Удивительное сходство с нами было обнаружено в книжке на иллюстрации к стихотворению Барто. Те же щёки, тот же бублик, а Серёжа — в полосатом свитере точно как у меня. «Если вы по просеке, я вам расскажу, как гулял попросите жук, обычный жук». Когда мы всё-таки выбирались погулять, было величайшим подвигом дойти до «вторых» туй, высаженных полукругом. Эта аллея была такой долгой, широкой, она вела куда-то в запретное, запредельное, и уговорить басику пройти ещё десять шагов (а вдруг аллея кончится, и начнётся что-то другое?) было трудно, почти невозможно; приходилось возвращаться.

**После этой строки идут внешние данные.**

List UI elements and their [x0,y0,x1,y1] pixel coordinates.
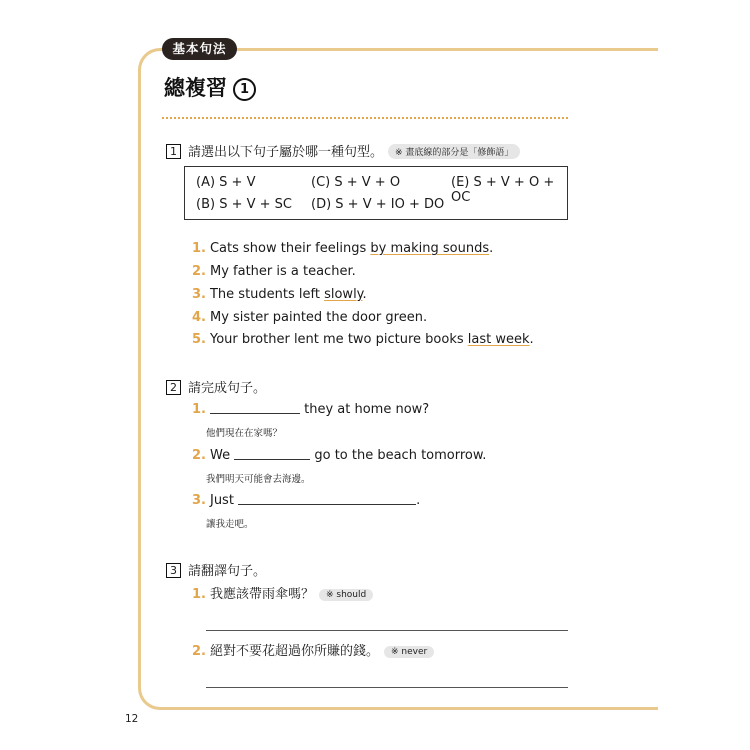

Когда я взрослыми шагами прошёл её с другого конца за пять или шесть минут, я впервые почувствовал обратный рост деревьев. Из давно проданной кому-то квартиры, так долго пустовавшей после бабушкиной смерти, всё уже выветрилось, и пыль стёрли, и обои новые поклеили, и телевизор снесли на помойку. А сливы, от которых меня однажды вырвало, нельзя же есть в таких количествах; а вставная челюсть, овощной магазин с характерным запахом земли, окна роддома напротив, горевшие в темноте мертвенным люминесцентным светом, жуткий бабушкин храп «хрр-аш-аш», гоголь-моголь, яйцерезка, тёртые яблоки с сахаром; а как вдруг тревога повисла в воздухе, когда взрослые стали чего-то недоговаривать, исчезать, оставлять меня с маминой подругой; а как потом, уже после похорон, басика открывает мне дверь, приглашает зайти, как ты вырос, говорит, и на лице синяки, и пахнет чем-то старческим, и надо куда-нибудь просыпаться, не прощаясь; шестое марта, 1992 или 1993 года, папа точно не помнит, — это так показательно, что и я не хочу уточнять; ничего, кроме памяти, хоть и живу я в страхе что-то не успеть почувствовать до того, как кончится я и начнётся кто-то другой, одна только память, зачем-то возвращающая меня в мои сны, в мои подъезды, в моё нигдетство.